Avant même qu'elle ne pusse juguler la mauvaise humeur de sa patronne, une autre voix leur parvint de l'entrée; une voix d'homme cette fois, que toutes deux reconnurent: le Pacha!

" Vite, cherche moi les factures à payer, le gros est là!"

Saida se précipita pour chercher les factures non payées et attendit 5 minutes pour éviter le spectacle des effusions du Pacha envers sa patronne.

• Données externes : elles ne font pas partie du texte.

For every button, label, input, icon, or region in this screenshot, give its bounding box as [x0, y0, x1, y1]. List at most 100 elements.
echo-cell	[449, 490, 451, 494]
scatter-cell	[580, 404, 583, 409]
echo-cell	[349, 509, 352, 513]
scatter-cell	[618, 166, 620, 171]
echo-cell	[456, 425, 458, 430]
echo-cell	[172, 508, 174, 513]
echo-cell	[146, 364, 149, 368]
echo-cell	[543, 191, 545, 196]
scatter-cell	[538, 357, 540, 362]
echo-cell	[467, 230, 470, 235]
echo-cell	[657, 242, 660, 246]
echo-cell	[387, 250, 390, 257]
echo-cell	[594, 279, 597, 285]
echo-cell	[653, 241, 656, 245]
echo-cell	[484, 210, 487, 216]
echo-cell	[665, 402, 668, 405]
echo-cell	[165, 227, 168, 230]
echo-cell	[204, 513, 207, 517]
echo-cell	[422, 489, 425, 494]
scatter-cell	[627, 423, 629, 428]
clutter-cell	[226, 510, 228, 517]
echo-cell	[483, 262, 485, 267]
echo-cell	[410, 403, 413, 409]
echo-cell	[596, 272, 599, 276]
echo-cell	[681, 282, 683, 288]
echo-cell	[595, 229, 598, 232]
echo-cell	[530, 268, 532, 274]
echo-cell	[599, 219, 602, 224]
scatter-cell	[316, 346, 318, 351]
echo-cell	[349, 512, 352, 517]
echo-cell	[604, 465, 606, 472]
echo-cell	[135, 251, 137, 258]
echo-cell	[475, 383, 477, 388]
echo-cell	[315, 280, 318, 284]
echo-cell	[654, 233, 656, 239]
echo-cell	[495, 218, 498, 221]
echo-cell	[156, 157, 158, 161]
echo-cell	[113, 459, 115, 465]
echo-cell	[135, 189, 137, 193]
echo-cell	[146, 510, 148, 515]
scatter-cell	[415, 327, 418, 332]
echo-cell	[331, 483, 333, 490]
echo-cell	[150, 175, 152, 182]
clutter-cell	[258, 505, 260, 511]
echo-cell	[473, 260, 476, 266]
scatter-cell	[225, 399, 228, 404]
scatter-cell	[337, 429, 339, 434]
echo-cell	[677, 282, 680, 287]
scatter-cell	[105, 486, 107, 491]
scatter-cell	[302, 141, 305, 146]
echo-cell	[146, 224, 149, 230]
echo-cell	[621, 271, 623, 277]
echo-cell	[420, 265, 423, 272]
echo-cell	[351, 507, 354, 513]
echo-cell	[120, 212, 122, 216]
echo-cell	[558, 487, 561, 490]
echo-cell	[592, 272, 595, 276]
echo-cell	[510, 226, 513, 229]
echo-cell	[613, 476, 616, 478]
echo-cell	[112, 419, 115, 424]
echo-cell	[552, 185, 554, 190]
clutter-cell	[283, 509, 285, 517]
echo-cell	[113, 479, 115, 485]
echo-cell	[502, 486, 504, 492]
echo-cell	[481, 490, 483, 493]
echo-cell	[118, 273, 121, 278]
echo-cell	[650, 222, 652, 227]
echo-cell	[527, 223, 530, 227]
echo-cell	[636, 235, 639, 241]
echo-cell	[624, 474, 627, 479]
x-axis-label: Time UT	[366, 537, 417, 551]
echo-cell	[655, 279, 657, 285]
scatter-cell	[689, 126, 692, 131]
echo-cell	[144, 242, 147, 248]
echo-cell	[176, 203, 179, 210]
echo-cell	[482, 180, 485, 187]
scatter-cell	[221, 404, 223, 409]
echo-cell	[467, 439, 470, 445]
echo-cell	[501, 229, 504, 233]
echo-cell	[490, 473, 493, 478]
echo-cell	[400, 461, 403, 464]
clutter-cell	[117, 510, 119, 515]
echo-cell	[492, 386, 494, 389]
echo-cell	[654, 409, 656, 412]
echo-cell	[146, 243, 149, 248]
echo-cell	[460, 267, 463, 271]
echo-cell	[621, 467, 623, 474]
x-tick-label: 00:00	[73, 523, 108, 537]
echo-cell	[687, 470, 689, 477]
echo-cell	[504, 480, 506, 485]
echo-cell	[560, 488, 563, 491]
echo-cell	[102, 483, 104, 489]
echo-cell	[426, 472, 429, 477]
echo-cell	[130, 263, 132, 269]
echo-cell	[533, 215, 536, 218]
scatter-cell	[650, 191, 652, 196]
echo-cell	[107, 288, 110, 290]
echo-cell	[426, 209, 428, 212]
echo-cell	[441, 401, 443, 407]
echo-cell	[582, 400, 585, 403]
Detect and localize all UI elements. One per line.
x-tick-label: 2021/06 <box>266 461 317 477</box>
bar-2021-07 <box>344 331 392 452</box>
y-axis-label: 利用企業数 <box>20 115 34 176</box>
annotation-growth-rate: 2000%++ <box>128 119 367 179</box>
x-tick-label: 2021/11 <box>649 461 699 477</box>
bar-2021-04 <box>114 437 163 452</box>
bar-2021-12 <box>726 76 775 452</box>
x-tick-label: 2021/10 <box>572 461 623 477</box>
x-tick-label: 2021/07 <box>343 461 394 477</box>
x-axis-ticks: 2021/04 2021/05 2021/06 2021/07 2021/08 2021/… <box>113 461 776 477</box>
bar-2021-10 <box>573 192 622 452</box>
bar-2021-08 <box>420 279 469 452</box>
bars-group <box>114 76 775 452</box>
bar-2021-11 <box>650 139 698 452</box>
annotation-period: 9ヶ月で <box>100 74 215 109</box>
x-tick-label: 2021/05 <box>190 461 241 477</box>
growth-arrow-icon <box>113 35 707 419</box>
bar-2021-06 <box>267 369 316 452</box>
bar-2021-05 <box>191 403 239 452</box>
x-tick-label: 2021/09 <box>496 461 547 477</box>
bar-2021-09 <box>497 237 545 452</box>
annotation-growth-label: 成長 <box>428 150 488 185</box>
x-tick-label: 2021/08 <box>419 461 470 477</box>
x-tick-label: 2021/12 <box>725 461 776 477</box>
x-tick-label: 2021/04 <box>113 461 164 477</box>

" Petite Saida, comment vas-tu?"

Elle ne répondit pas. Elle gardait toujours son apparence hostile pour esquiver des dialogues vulgaires avec ces hommes méprisables…

Se retournant vers sa patronne, elle dit avec un ton savamment désolé:

"lalla! Le boucher est encore venu réclamer son argent, et les factures non payées sont nombreuses… on risque de ne pas avoir d'électricité ce soir…"

Ceci dit, Saida se mit à observer, fascinée comme toujours, le décor qui s'offrait à elle…

Sa patronne était une femme de 38 ou 44 ans? elle n'en savait rien. Toujours de mauvaise humeur, une cigarette à la main un verre à l'autre, se baladant en déshabillé, pleurant ou dansant avec des disciples selon ses paroxysmes. Elle était d'une beauté rarissime que l'alcool n'avait pas pu massacrer. Le maquillage servait à peine à voiler la douceur de ses traits, lui prodiguant ses apparences de femme fatale…

Elle était là, nue sous son déshabillé rose indien qui suggérait des folies. Elle avait cette moue coquine à damner un saint et une main sur la cuisse. Le Pacha, qui bavait comme un porc, déposa, sans détacher ses yeux d'elle, un argent que Saida n'acheva de compter qu'après leur départ… la patronne moulante, et lui moulu…

Ce soir là, elles ne faisaient pas de fête. Toutes les filles étaient dehors. Après le départ du Pacha, elle ira dormir dans sa chambre à la cave de la maison devenue bordel…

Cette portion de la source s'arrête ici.